I spent hours yesterday (Friday) trying to experience the hatred – and more specifically the self-hatred – that Archangel Michael says lies at the core of male mistreatment and subordination of women.
I know that AAM is aware that I live and breathe the Growth Movement, which was all about exploring the self/Self. I suspect that’s why he gave me this particular assignment.
Though very unpleasant, the assignment has an element of learning in it that interests me. It’s almost like a dare.
Going into one’s own hatred is not like donning a weighted belt as a diver, diving into the sea, and falling to the bottom.
It’s more like diving into the Great Salt Lake and hoping to get to the bottom but you can’t. You can’t overcome the buoyancy factor. (1)
What I could re-experience was irritation, frustration, grumpiness, etc. But I got to see that the kind of hatred that he seemed to be pointing at was another order of magnitude deeper than I could reach.
I attribute much of this inability to the impact of the Tsunami of Love. It’s getting harder and harder to go lower and lower. The floor keeps rising until I can no longer access states I once may have been in or knew.
In a flash insight, I remember feeling a subterranean hatred not so long ago. And I remember seeing that I felt that hatred all my life. But that now seems like a mild form, not anything strong enough to induce me to harm another. Enough to make me a recluse and a lone wolf, but that’s about it.
That’s not to say that I don’t argue with people. I believe I have a reputation for doing so. I argue with all people whom I believe won’t let me know them, who have an act they try to sell me instead of “meeting” me as their native self.
That vasana comes from living in a family where almost everyone was hiding the domestic violence that occurred and then requiring me to lie about what I knew. At some point I swore I would never hide or lie about what was actually going on. My transparency is actually vasana-driven – until it’s not.
But, and it’s a stunning revelation to me, I now see that I did not live in the kind of hatred that we’re trying to understand. Or, if I did, I’ve blocked the memory of it. I always thought I did.

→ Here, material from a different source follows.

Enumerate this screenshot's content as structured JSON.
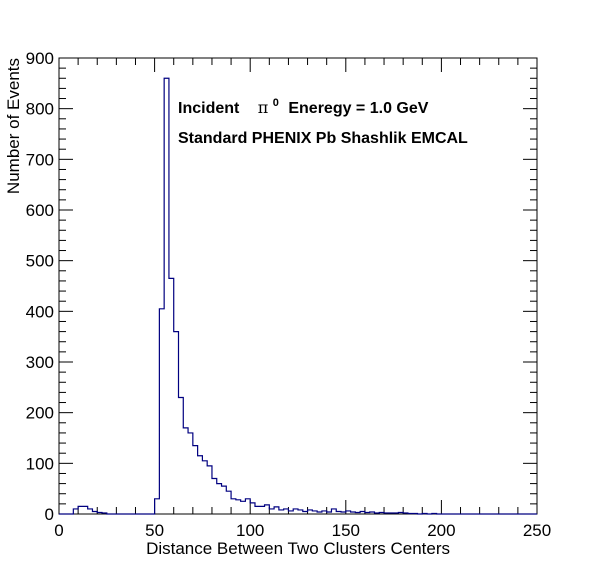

Enough cuffing, kicking and being criticized would have a person hate, I thought. But that has turned out not to be the case. It takes more than that to make a person hate.
Perhaps there’s another factor that needs to be there before we hate. And I don’t know what that factor is.
At this moment, if I’m to see what induces a man to torment and control a woman, some new approach is needed.
One member of the team asked me to go back to the two incidents when my Mom was slugged. That may furnish me with a door into hatred. She also invited me to go back to past lives, especially lives spent as a warrior.
Is it possible that any issues – like mine about hiding – combined with social pressure could serve as a road in?
Is it possible I’m seeing the situation altogether different than how it is? Could it be that hatred in the countries where gender persecution is rampant was an episodic factor and not a permanent pattern?
No, I don’t think so for two reasons: The first is the almost kneejerk manner in which so many male leaders like General Pervaez Musharaf defend such patterns of brutality. That suggests the patterns of behavior in question are well-socialized, well-conditioned.
The second is the entire mien or comportment of women in my hearing room. They were terrified and often looked defeated. I don’t think that kind of terror and sense of defeat can come from episodic behavior on the part of males.
Often AAM does not tell me the answer to a question directly, but requires me to find the answer myself or find it in myself. If what he wanted to show me was what I can reach and what I can’t, well and good. But if he wants me to find the motivating factor of gender persecution in myself, it continues to elude me so far.
And, yes, I have considered the risk that, finding it, I may not be able to come back from it. But there I trust that the Company of Heaven would not recommend such an experiment if it posed a risk for me.
What does all this mean in the present situation?
It means that, unless I can reach the levels of hatred that he’s pointing at as the chief motivator of gender persecution, I’ll have intellectual knowledge, but not experiential knowledge. I won’t know it down to my bones and I won’t be able to speak from experiential knowledge on it.
Unless the suggested approaches work or I can find the mechanism by some other means, I may never know what drives a man to do the really awful things we read about in the human-rights literature.
(1) Yes, the Great Salt Lake is not deep so you can’t dive deep anyways.